Although the Affordable Care Act (ACA) insurance expansion has directly provided coverage to only about 4 percent of Americans, changes embedded in ACA could affect many more people, and not always in good ways.
One such change is a provision that allows organizations that join forces to manage care for a large population to receive bonuses from Medicare for controlling costs and hitting quality targets (or face penalties if they do not). Medicare’s Accountable Care Organization model, as it’s called, favors larger health provider organizations that can manage the costs and quality of all types of care Medicare pays for, from primary care to high-intensity hospitalization and everything in between.

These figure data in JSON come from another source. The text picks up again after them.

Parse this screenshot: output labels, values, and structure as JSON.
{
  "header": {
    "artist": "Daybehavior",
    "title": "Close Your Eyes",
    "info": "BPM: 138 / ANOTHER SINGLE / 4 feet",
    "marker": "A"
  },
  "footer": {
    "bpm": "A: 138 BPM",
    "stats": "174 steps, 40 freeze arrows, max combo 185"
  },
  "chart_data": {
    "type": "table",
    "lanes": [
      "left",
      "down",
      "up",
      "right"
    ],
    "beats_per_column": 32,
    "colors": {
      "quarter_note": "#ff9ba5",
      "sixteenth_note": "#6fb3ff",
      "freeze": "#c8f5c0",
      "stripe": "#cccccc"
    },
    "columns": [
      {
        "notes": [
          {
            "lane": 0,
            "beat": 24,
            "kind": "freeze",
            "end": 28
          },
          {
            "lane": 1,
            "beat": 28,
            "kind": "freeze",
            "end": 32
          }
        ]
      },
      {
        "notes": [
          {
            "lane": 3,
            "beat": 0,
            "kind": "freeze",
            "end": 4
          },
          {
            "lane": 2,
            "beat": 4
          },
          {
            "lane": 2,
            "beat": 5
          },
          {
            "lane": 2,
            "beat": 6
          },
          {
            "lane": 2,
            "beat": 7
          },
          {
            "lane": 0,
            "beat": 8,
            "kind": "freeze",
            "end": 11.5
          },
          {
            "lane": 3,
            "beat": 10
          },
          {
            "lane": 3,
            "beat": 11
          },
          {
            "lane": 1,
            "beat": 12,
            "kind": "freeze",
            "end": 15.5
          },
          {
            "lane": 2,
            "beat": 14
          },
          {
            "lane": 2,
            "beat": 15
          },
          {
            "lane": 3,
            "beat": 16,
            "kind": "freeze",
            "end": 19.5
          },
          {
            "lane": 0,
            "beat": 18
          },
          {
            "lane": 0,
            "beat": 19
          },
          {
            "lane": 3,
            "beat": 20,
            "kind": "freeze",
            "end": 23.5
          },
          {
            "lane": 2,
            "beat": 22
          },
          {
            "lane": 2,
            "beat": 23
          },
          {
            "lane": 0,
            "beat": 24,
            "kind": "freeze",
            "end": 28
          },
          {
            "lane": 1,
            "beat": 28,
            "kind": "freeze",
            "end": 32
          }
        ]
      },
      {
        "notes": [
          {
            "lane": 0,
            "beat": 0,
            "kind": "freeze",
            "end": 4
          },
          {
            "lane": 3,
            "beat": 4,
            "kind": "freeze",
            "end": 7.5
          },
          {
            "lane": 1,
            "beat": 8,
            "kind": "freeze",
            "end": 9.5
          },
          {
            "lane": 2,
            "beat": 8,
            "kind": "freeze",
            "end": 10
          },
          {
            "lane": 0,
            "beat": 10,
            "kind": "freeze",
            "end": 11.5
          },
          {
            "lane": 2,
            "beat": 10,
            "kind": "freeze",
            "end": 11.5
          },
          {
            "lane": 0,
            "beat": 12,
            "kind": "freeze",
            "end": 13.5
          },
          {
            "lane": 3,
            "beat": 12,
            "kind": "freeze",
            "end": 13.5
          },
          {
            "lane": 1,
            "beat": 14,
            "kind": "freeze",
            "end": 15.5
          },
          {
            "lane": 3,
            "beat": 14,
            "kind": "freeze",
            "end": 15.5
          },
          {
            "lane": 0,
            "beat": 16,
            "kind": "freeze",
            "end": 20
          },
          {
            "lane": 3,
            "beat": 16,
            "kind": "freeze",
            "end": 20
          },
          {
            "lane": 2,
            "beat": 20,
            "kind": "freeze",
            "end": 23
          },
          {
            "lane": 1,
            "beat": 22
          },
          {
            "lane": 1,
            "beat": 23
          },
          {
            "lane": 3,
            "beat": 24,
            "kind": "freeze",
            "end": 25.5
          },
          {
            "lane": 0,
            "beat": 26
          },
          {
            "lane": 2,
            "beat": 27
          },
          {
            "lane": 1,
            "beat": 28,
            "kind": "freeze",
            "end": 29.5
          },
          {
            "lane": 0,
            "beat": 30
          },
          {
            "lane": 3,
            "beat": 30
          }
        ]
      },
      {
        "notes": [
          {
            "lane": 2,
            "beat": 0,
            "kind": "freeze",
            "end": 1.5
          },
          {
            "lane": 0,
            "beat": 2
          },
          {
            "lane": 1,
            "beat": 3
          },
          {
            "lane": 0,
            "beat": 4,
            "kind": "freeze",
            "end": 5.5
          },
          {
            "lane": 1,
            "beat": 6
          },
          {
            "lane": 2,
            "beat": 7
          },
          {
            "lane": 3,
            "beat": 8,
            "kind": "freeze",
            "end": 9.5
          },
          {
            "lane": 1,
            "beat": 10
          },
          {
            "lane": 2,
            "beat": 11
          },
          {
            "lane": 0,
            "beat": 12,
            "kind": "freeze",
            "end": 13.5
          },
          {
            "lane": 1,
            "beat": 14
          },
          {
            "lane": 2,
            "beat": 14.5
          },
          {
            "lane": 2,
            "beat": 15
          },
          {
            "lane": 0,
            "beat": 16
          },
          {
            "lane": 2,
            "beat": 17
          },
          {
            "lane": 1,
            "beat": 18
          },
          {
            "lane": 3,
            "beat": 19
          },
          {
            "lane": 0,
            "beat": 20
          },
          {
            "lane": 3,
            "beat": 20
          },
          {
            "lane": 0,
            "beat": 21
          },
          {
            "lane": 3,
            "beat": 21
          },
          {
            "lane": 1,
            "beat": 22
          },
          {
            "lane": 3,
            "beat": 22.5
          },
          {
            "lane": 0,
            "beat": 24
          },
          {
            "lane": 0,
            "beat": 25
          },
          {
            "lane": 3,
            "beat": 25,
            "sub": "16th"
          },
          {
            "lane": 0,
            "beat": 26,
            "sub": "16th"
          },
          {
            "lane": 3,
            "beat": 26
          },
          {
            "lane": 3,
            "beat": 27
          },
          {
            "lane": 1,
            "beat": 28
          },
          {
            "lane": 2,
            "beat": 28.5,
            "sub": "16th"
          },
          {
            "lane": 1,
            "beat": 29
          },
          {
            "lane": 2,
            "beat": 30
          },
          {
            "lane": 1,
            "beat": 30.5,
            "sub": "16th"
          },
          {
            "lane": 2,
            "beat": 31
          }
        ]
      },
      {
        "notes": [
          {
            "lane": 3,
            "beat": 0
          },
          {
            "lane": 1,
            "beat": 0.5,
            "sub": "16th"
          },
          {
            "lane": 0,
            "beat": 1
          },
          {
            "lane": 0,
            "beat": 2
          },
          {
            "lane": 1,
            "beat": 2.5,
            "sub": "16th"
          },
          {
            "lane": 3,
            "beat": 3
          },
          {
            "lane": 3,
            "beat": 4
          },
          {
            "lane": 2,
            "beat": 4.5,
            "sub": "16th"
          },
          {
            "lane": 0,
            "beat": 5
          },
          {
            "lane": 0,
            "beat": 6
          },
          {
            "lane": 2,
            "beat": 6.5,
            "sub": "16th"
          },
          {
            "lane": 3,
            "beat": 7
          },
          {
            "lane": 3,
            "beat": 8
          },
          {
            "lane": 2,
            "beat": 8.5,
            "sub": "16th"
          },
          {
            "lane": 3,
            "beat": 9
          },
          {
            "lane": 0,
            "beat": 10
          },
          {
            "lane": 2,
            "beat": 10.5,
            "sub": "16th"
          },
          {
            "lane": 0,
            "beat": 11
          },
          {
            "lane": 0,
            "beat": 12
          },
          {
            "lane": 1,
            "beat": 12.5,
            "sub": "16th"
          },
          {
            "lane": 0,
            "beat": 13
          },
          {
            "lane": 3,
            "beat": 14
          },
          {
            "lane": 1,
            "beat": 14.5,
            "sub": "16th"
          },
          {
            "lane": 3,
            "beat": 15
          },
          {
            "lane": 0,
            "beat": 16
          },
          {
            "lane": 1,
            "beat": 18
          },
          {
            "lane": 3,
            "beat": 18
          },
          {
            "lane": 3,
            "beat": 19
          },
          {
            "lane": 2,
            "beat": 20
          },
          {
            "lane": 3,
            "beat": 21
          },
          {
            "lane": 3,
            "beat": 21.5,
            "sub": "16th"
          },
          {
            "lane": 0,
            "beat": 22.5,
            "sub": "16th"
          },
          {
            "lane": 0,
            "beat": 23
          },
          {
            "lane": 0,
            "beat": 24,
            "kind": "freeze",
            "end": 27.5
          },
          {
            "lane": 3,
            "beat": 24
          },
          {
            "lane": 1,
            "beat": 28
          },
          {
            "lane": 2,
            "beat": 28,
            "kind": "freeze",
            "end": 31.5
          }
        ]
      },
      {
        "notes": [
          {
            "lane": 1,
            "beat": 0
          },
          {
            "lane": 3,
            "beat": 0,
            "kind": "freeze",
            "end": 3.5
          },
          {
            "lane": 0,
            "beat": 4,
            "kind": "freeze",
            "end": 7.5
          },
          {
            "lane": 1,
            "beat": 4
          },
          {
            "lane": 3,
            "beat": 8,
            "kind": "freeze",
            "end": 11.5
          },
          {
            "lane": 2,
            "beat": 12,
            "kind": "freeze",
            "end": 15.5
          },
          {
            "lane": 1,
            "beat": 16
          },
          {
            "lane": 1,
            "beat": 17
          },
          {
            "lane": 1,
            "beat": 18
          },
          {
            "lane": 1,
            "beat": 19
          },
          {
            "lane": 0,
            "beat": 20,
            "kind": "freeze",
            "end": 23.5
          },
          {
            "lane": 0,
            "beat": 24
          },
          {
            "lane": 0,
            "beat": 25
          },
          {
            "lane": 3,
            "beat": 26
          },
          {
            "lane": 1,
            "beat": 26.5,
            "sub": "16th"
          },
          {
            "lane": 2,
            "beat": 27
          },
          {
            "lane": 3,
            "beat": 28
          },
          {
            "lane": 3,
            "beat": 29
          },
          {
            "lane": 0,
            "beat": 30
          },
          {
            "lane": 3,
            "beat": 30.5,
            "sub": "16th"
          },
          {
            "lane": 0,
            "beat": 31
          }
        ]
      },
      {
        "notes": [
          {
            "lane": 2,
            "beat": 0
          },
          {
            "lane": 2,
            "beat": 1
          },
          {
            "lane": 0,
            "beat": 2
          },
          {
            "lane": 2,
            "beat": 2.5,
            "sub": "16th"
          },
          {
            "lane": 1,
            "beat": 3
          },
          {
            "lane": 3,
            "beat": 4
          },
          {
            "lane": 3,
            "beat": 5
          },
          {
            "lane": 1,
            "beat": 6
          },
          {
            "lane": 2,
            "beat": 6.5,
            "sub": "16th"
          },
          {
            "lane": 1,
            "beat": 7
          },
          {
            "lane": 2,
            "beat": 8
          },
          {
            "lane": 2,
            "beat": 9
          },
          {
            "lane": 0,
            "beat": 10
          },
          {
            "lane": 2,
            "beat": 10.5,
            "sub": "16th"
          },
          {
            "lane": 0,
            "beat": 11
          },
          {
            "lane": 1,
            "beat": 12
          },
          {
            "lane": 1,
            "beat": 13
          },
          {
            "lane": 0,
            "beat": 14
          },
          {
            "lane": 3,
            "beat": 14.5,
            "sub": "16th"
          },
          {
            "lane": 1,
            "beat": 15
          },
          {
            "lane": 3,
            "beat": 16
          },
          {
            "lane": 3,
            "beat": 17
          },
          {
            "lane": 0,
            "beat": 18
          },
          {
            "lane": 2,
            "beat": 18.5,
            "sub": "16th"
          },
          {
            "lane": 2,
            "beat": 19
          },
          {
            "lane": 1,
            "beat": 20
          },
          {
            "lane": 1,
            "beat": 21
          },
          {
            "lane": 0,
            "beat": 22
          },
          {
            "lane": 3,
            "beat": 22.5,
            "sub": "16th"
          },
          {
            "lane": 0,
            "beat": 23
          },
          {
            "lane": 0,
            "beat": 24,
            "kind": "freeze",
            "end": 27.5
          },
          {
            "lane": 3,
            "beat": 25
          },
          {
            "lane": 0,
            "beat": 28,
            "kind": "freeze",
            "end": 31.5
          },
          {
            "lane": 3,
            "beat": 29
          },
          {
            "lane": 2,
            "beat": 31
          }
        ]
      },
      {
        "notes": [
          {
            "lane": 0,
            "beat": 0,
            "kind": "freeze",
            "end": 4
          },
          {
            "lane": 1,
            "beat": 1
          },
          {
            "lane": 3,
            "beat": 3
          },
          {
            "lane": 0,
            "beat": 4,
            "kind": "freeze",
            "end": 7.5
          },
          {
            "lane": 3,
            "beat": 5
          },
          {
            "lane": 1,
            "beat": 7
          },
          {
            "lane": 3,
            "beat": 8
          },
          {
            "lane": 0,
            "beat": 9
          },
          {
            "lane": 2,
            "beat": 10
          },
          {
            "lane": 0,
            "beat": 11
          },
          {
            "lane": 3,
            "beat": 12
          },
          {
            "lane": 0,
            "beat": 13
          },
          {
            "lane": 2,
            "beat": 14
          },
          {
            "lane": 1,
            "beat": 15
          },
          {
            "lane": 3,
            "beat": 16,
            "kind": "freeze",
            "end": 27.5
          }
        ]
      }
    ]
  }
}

If that model works, it’ll be welcome news for Medicare and its beneficiaries. But health economists, myself included, have long worried about what larger provider organizations mean for private health insurance plans, the ones that serve most Americans under 65, through employer-based coverage or policies purchased on the Health Insurance Exchanges.
Larger organizations have greater market power to demand higher prices from those plans for doctor visits and hospital stays. And higher prices paid by plans translate into higher premiums for consumers. (This doesn’t apply to Medicare because its prices are set by the government, and no provider organization has so much market clout that it can force Medicare to raise prices.)
The competitive advantages of greater size and scope are not lost on health care organizations: Bigger is better for the bottom line. In the past, hospitals and physician groups have merged with one another and with insurers to form larger organizations that command greater market clout and drive up private prices and premiums. A wave of hospital mergers in the 1990s was followed by accelerated costs of care in the 2000s. Researchers have generally found that hospital consolidation has increased price without commensurate increases in quality.